Highlights & Insights¶
- Elegant choice of latent textual space blending: This space hits the "sweet spot" where information is abundant but blending cost is negligible—deeper than the token embedding layer and shallower than the U-Net interior, preserving sufficient concept information without requiring computationally expensive branch-merging.
- Elegant information compression strategy via auxiliary flow + gradient isolation: By freezing the base flow and cutting off its gradient path, the method cleverly "compresses" concept details into the target token's K/V features, creating a compact yet composable concept representation.
- Denoising deviation analysis provides a profound understanding of quality degradation in customized generation, which is generalizable to other generative tasks involving few-shot fine-tuning.
Limitations & Future Work¶
- Constrained by the pretrained T2I model's inherent capacity to handle complex scenes and long prompts, further scaling of the concept count is bounded by the underlying base model.
- Each concept in the library requires independent fine-tuning (though scaling is linear); zero-shot or few-shot concept injection remains unexplored.
- Blending guidance requires calculating attention map gradients during inference, translating to a minor inference latency.
- The framework has not been verified on the latest DiT architectures (e.g., Flux, SD3); whether the findings regarding the latent textual space transfer to these new architectures remains to be investigated.
Related Work & Insights¶
- vs Custom Diffusion: Custom Diffusion fine-tunes token embeddings and projection matrices for customization, but requires joint training for multiple concepts, resulting in exponential complexity. LaTexBlend introduces information compression and independent fine-tuning strategies to completely resolve the scalability issue.

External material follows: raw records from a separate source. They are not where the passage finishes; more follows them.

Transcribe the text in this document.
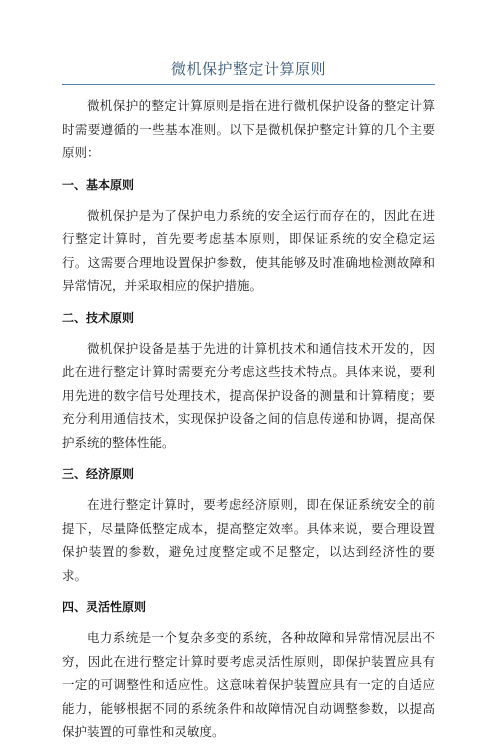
微机保护整定计算原则

微机保护的整定计算原则是指在进行微机保护设备的整定计算时需要遵循的一些基本准则。以下是微机保护整定计算的几个主要原则：

一、基本原则

微机保护是为了保护电力系统的安全运行而存在的，因此在进行整定计算时，首先要考虑基本原则，即保证系统的安全稳定运行。这需要合理地设置保护参数，使其能够及时准确地检测故障和异常情况，并采取相应的保护措施。

二、技术原则

微机保护设备是基于先进的计算机技术和通信技术开发的，因此在进行整定计算时需要充分考虑这些技术特点。具体来说，要利用先进的数字信号处理技术，提高保护设备的测量和计算精度；要充分利用通信技术，实现保护设备之间的信息传递和协调，提高保护系统的整体性能。

三、经济原则

在进行整定计算时，要考虑经济原则，即在保证系统安全的前提下，尽量降低整定成本，提高整定效率。具体来说，要合理设置保护装置的参数，避免过度整定或不足整定，以达到经济性的要求。

四、灵活性原则

电力系统是一个复杂多变的系统，各种故障和异常情况层出不穷，因此在进行整定计算时要考虑灵活性原则，即保护装置应具有一定的可调整性和适应性。这意味着保护装置应具有一定的自适应能力，能够根据不同的系统条件和故障情况自动调整参数，以提高保护装置的可靠性和灵敏度。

- vs OMG: OMG also supports scalable fine-tuning, but requires running independent branches for each concept during inference and then merging them, making inference overhead scale linearly with the concept count. LaTexBlend blends in the latent textual space, ensuring zero extra inference overhead.
- vs Mix-of-Show: Mix-of-Show merges multiple LoRAs, but any new combination of concepts requires additional retraining. LaTexBlend enables arbitrary combination without training once the concept library is established.
Rating¶
- Novelty: ⭐⭐⭐⭐ The idea of blending in the latent textual space is novel, and the design of the information compression strategy is elegant.
- Experimental Thoroughness: ⭐⭐⭐⭐ Qualitative and quantitative comparisons are comprehensive, supported by user studies and computational cost analysis, though lacking tests on a larger-scale concept library.
- Writing Quality: ⭐⭐⭐⭐ The analysis of motivation is clear, and the visual analysis of denoising deviation is highly intuitive and convincing.
- Value: ⭐⭐⭐⭐ Successfully addresses the core challenge of multi-concept customized generation, demonstrating high practical value.